With Club Champion, Bank has found a way to unite two passions.

“I was really a football/basketball/baseball player growing up,” he says. “But I’ve had 11 orthopedic surgeries. So I’m a little bit of a bionic man now, and golf is about my speed.”

That may be putting it mildly. Bank has played 49 out of the top 50 courses in the United States. (He’s still trying to figure out a way into Augusta National, home of The Masters.) And he’s quite serious about shaving strokes off his handicap.

“For the longest time, manufacturers would come up with head style, or a shaft, or whatever—but there wasn’t the ability to mix and match to customize something to the level we do” at Club Champion, Bank says. “We can create literally 10,000 combinations. Not only do we carry all the different shafts, but we carry them in all different lengths and flexions, too.”

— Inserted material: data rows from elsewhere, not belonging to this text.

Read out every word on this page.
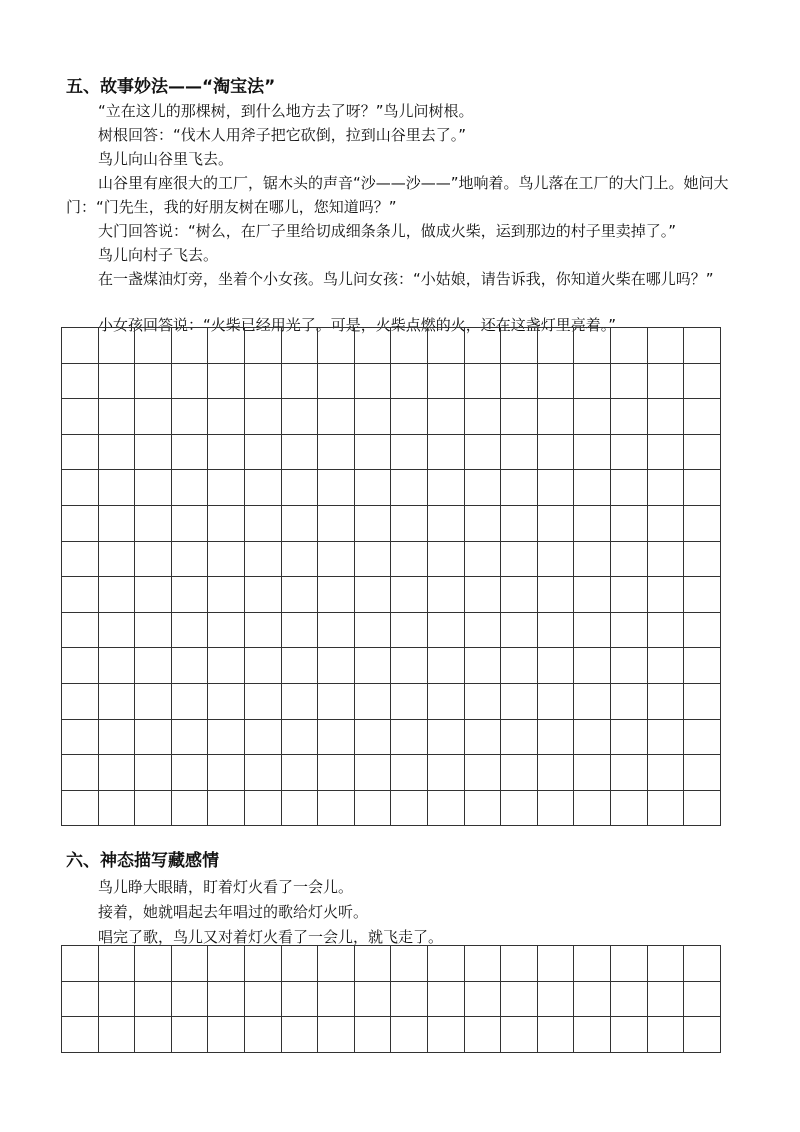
五、故事妙法——“淘宝法”
“立在这儿的那棵树，到什么地方去了呀？”鸟儿问树根。
树根回答：“伐木人用斧子把它砍倒，拉到山谷里去了。”
鸟儿向山谷里飞去。
山谷里有座很大的工厂，锯木头的声音“沙——沙——”地响着。鸟儿落在工厂的大门上。她问大门：“门先生，我的好朋友树在哪儿，您知道吗？”
大门回答说：“树么，在厂子里给切成细条条儿，做成火柴，运到那边的村子里卖掉了。”
鸟儿向村子飞去。
在一盏煤油灯旁，坐着个小女孩。鸟儿问女孩：“小姑娘，请告诉我，你知道火柴在哪儿吗？”
小女孩回答说：“火柴已经用光了。可是，火柴点燃的火，还在这盏灯里亮着。”
六、神态描写藏感情
鸟儿睁大眼睛，盯着灯火看了一会儿。
接着，她就唱起去年唱过的歌给灯火听。
唱完了歌，鸟儿又对着灯火看了一会儿，就飞走了。
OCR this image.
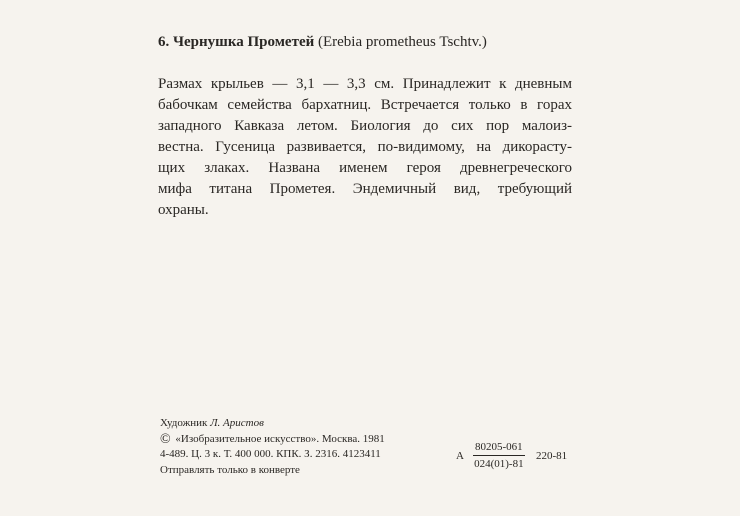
6. Чернушка Прометей (Erebia prometheus Tschtv.)
Размах крыльев — 3,1 — 3,3 см. Принадлежит к дневным
бабочкам семейства бархатниц. Встречается только в горах
западного Кавказа летом. Биология до сих пор малоиз-
вестна. Гусеница развивается, по-видимому, на дикорасту-
щих злаках. Названа именем героя древнегреческого
мифа титана Прометея. Эндемичный вид, требующий
охраны.
Художник Л. Аристов
© «Изобразительное искусство». Москва. 1981
4-489. Ц. 3 к. Т. 400 000. КПК. З. 2316. 4123411
Отправлять только в конверте
А $\frac{80205-061}{024(01)-81} 220-81$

Ten-thousand combinations sounds pretty impressive. But they don’t mean a thing if one doesn’t fit your swing. Club Champion’s pitch is that their experts can use a “three-dimensional phased array Doppler radar that was originally developed for use in military projectile and missile tracking” to pinpoint the optimal combination of club head and shaft for anyone who walks in.

Since there’s only one way to test such a claim, the Gazette scheduled an appointment at the company’s Philadelphia-area club-fitting studio, which opened in 2012.

Your correspondent brought his vintage set of Ping Eye-2 irons, a Nike Sasquatch driver mail-ordered through eBay, and an ancient putter that provoked genuine wonder from “master club fitter and builder” Steve Harrow. A computer wired up to a TrackMan Doppler radar measured the trajectory, speed, and spin of about 15 golf balls as they flew off the face of my six-iron and smacked into a projection screen that simulated a flight path. The machine’s accuracy was easy to corroborate, in my case; every single shot landed left of center.

Once he’d established a baseline, Harrow laid out a rationale that would guide his guesses toward a club better suited to my swing. Ball speed was not an issue, he said; mine was only four or five miles per hour slower than what a typical touring pro does with a six-iron. But my trajectory was a good six degrees higher, and my spin rate was off the charts. No wonder every shot I hit is a moon ball.

For the next hour, Harrow cycled through a variety of club heads and shafts. I swung and swung. The computer measured and measured. And little by little, the flight path on the projector screen straightened out, until it actually seemed as though this might be making a real, if modest, difference.

Then we turned to my driver, which I hate. Progress on this front was faster, and dramatic. Harrow hadn’t been able to “find any extra yards” for my six-iron—which didn’t really concern me, since distance has never been my problem. But in fewer than 10 minutes he landed on a driver head and shaft combination that had me belting tee shots right down the pipe—35 yards past my Sasquatch’s landing zone.

Custom club-fitting was novel to me, but it isn’t exactly new. Bank and his partners, who started their company by acquiring a small Chicago-area specialty business, think the industry is ripe for a national chain with topflight management.

The “mom-and-pop” outfit they purchased “didn’t have a lot of systems in place, and I’m not sure if they knew if they were going to make money or lose money each year,” Banks notes. “The industry is predominantly made up of similar kinds of people. They’re very talented equipment junkies. They know how to build and fit clubs. But they don’t come from the same type of discipline from a business perspective. When you bring entrepreneurial and business discipline to something that historically has been driven by history and tradition—and hobbyists and enthusiasts—I think there’s definitely some improvement.”

Club Champion recently expanded from Chicago and Philadelphia to Houston and Atlanta. Bank aims to continue rolling out nationwide. Your correspondent, meanwhile, aims to find $595 in the Gazette’s couch cushions by summer’s end, to buy those 35 extra yards off the tee. —T.P.